このあたりの判断はとても難しい傾向です。被害が大きい場合は厚生労働省が設置している労災保険相談ダイヤルや法テラス、労災保険の相談を受けている弁護士などに相談して決めるのが良いでしょう。

会社が労災の利用を渋る場合は

労災保険の利用を嫌がる会社も意外と多くあります。なぜなら、労災保険を使うと保険料が上がると考えている経営者が多いからです。(実際は上がるとは限りません)このほか労働基準監督署から「調査を受ける可能性があること」「建設業では公共工事の入札で不利になる可能性があること」などが理由として挙げられます。しかし、そもそも労働者が死傷したときは、その旨を労働基準監督署長に届け出る必要があります。この届け出を怠ることを労災隠しといいます。

必要な届け出を怠れば、会社は刑事責任を問われたり、刑法上の業務上過失致死傷罪に問われることもあります。会社が労災保険の使用について非協力的だと必要な手続きがスムーズに進まず、もらえるはずのお金ももらえなくなるかもしれません。労災保険は給付が手厚く、加害者が任意保険に加入していないような場合は力を発揮するので、労災保険を使うというのは大事です。

労災であることを会社が否定したとしても、最終的にその被害が労災であることを認定するのは労働基準監督署です。労災の申請は会社の協力がなくても労働者が自ら行うことができます。そのため、どうしても会社の協力が得られないというのであれば、自ら労働基準監督署に出向いて手続きを進めることも可能です。あなたが会社に対して労災保険の使用を求めるのは当然の権利なのですが、会社を相手に強行な手段をとると、会社に居づらくなる可能性もあるので難しい問題です。
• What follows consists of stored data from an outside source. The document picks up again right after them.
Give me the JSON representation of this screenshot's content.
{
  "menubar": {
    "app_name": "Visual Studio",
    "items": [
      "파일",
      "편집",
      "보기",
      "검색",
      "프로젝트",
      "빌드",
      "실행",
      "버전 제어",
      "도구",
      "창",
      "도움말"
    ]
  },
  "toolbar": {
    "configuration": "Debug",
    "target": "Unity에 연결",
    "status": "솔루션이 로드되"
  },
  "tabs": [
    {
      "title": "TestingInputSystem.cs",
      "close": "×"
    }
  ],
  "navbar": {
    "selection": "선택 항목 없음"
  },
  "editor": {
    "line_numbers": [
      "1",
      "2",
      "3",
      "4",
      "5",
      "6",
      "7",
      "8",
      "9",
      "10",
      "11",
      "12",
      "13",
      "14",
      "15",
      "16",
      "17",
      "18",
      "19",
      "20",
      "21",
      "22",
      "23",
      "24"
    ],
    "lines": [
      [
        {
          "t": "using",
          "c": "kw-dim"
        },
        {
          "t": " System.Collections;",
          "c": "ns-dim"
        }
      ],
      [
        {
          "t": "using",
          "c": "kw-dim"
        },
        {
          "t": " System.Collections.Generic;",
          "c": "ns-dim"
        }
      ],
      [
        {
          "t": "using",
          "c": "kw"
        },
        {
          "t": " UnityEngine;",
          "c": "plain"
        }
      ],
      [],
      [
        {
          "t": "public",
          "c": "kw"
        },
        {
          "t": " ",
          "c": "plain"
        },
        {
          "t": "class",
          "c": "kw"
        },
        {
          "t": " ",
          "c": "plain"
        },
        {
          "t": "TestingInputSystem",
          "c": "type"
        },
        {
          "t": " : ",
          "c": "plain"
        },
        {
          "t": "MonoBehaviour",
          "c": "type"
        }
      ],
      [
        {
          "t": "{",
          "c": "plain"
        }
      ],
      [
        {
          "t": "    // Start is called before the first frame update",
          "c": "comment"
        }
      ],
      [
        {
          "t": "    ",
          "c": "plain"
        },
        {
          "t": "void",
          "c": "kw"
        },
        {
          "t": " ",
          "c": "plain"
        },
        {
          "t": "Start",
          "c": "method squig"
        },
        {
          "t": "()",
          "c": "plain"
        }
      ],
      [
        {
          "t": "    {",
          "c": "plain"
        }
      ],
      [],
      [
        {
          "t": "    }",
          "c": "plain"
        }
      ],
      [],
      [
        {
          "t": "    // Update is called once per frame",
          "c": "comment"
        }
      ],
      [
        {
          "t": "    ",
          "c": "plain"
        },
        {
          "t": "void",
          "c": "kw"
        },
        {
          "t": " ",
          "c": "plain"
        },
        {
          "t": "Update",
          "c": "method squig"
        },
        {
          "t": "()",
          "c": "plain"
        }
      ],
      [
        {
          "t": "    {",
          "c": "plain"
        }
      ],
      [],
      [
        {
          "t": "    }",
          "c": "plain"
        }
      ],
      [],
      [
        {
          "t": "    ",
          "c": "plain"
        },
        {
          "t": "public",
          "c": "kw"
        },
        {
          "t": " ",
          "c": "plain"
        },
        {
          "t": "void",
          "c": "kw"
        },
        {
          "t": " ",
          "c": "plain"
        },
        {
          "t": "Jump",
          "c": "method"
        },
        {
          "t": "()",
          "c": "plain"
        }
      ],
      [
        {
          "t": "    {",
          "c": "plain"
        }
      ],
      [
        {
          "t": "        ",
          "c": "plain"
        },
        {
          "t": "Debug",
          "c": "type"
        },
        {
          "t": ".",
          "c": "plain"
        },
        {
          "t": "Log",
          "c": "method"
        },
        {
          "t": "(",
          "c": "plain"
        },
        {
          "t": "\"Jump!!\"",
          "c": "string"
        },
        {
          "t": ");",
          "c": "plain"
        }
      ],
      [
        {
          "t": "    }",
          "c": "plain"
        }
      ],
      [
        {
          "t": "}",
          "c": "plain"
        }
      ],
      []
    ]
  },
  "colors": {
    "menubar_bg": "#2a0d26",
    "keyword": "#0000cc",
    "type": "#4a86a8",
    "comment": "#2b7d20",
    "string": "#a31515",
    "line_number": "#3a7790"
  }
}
こうした場合は社名を伏せて、前述した労災保険相談ダイヤルに相談するか、あるいは管轄の労働基準監督署に直接相談しても良いでしょう。

労災隠しは「犯罪」です

厚生労働省は、労災隠しを「犯罪」と言い切っています。それくらい労災保険を使うことは、労働者にとって当然の権利なのです。しかし、会社が労災保険を使うことに消極的なところも多い傾向なので、労災保険を使った方が良いと分かっていても、想定外の苦労をする場合があるかもしれません。そのような場合は簡単にあきらめるのではなく、しかるべき窓口に相談して、きちんと労災保険から給付を受けられるように努めましょう。